“什么情况?”
李颐黑着一张脸,半天没有说话。
婴桃有些着急,想要问,却在看到他的脸色后,选择了等待。这么多年了,她敢保证,除了沈翼天出事时,她从未见过他这个样子。黑沉的脸色,让身边的人,都忍不住打个寒颤。
过了半天,李颐才缓缓开口说:“如果让我知道是谁做的,我一定让他生不如死。”
诅咒的话语,阴沉的语气,让婴桃忍不住侧目。
“究竟发生了什么?”
李颐嘴角扬起一丝冷笑。
“居然敢用我的药。你们等等,我去拿解药。”
李颐的话让婴桃一怔。脑中立马浮现一个想法。
“这次的暗杀,是内部人而为。”
李颐的药,很珍贵,从未外流过。每一个来领药的人,都必须经过冗长的手续才行。这么做,也是为了外人拿着内部的药来伤害自己人。
陈伯显然也没有想到会是这样的结果,这么多年来,组织虽然在外人看来是一个邪恶的地方,在他心里,却是“家”的代名词。
这里的每一个人,都是将军从孤儿院带回来或者是路边的流浪儿捡回来的。难道这里对他们来说,就不是新家吗?为什么还会有人做这样的事?
婴桃没有说话,站在原地呆呆的看着将军。这个满身故事的老人,已经年近六十,却看起来只像是一个四十多岁的人。他只要站在那,什么都不做,就可以给旁人带来无尽的压力,与他对视,就好似跌入了无尽的深渊,恐惧看不到前路。

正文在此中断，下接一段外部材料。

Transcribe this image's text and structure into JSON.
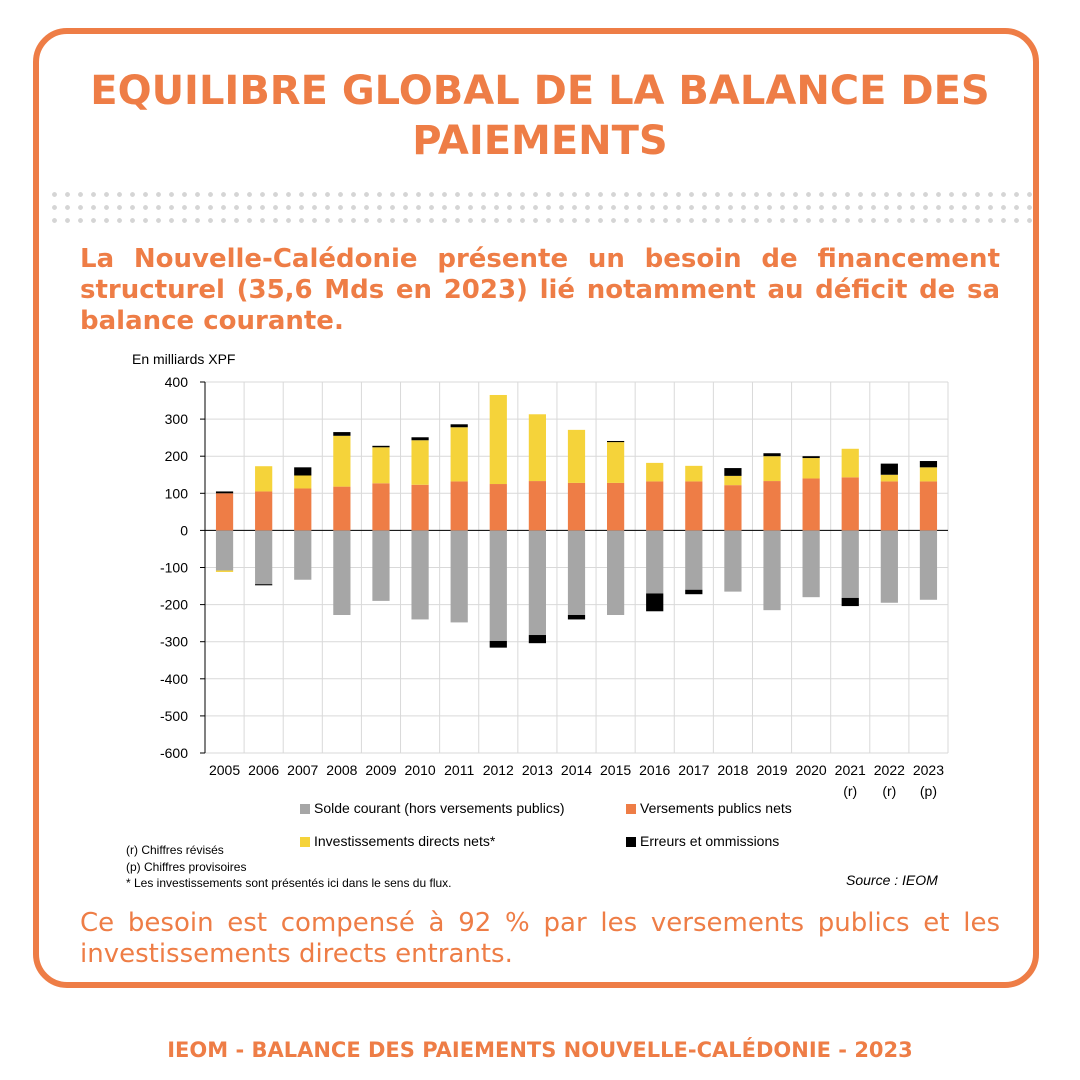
{
  "header": {
    "title": "EQUILIBRE GLOBAL DE LA BALANCE DES PAIEMENTS",
    "lead": "La Nouvelle-Calédonie présente un besoin de financement structurel (35,6 Mds en 2023) lié notamment au déficit de sa balance courante."
  },
  "chart_data": {
    "type": "bar",
    "stacked": true,
    "ylabel": "En milliards XPF",
    "ylim": [
      -600,
      400
    ],
    "yticks": [
      400,
      300,
      200,
      100,
      0,
      -100,
      -200,
      -300,
      -400,
      -500,
      -600
    ],
    "grid": true,
    "categories": [
      "2005",
      "2006",
      "2007",
      "2008",
      "2009",
      "2010",
      "2011",
      "2012",
      "2013",
      "2014",
      "2015",
      "2016",
      "2017",
      "2018",
      "2019",
      "2020",
      "2021",
      "2022",
      "2023"
    ],
    "category_notes": [
      "",
      "",
      "",
      "",
      "",
      "",
      "",
      "",
      "",
      "",
      "",
      "",
      "",
      "",
      "",
      "",
      "(r)",
      "(r)",
      "(p)"
    ],
    "series": [
      {
        "name": "Solde courant (hors versements publics)",
        "color": "#a6a6a6",
        "values": [
          -108,
          -145,
          -133,
          -228,
          -190,
          -240,
          -248,
          -298,
          -282,
          -228,
          -228,
          -170,
          -160,
          -165,
          -215,
          -180,
          -182,
          -195,
          -187
        ]
      },
      {
        "name": "Versements publics nets",
        "color": "#ee7d46",
        "values": [
          100,
          105,
          113,
          118,
          127,
          123,
          132,
          125,
          133,
          128,
          128,
          132,
          132,
          122,
          133,
          140,
          143,
          132,
          132
        ]
      },
      {
        "name": "Investissements directs nets*",
        "color": "#f5d33a",
        "values": [
          -4,
          68,
          35,
          137,
          97,
          120,
          146,
          240,
          180,
          143,
          110,
          50,
          42,
          25,
          67,
          55,
          77,
          18,
          38
        ]
      },
      {
        "name": "Erreurs et ommissions",
        "color": "#000000",
        "values": [
          5,
          -3,
          22,
          10,
          4,
          8,
          8,
          -18,
          -22,
          -12,
          3,
          -48,
          -12,
          21,
          8,
          5,
          -22,
          30,
          17
        ]
      }
    ],
    "legend_position": "bottom",
    "notes": [
      "(r) Chiffres révisés",
      "(p) Chiffres provisoires",
      "* Les investissements sont présentés ici dans le sens du flux."
    ],
    "source": "Source : IEOM"
  },
  "closing": "Ce besoin est compensé à 92 % par les versements publics et les investissements directs entrants.",
  "footer": "IEOM - BALANCE DES PAIEMENTS NOUVELLE-CALÉDONIE - 2023",
  "colors": {
    "accent": "#ee7d46"
  }
}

可是就这样一个刚毅的人,现在却安静的躺在那,气息微弱,如果不仔细感受,甚至感觉不到他呼吸的声音。
这是第一次,婴桃感觉到他的平凡。原来,他也是一个凡人,也会受伤,也会倒下。
呆了一会,李颐便回来。手上拿着针管。走过去注射完了后,起身说:“好了,明天就会醒了。不过依照将军的体质,今天夜里应该就会醒。”
知道没事以后,三天便退了出来。
“夫人,晚饭时间到了,我已经做好饭了。”
“好的,陈伯,我去叫小牧,马上就过去。”
陈伯听后点点头先离开了。
李颐的脸色从知道将军身上的药是自己的药时,就一直很不好。让婴桃一时也不知道该说什么好。
不过她没说,李颐却仿佛憋不住话了。在陈伯离开后,他自顾自开口说了,只是回忆的话语,不知是在对婴桃说,还是自己。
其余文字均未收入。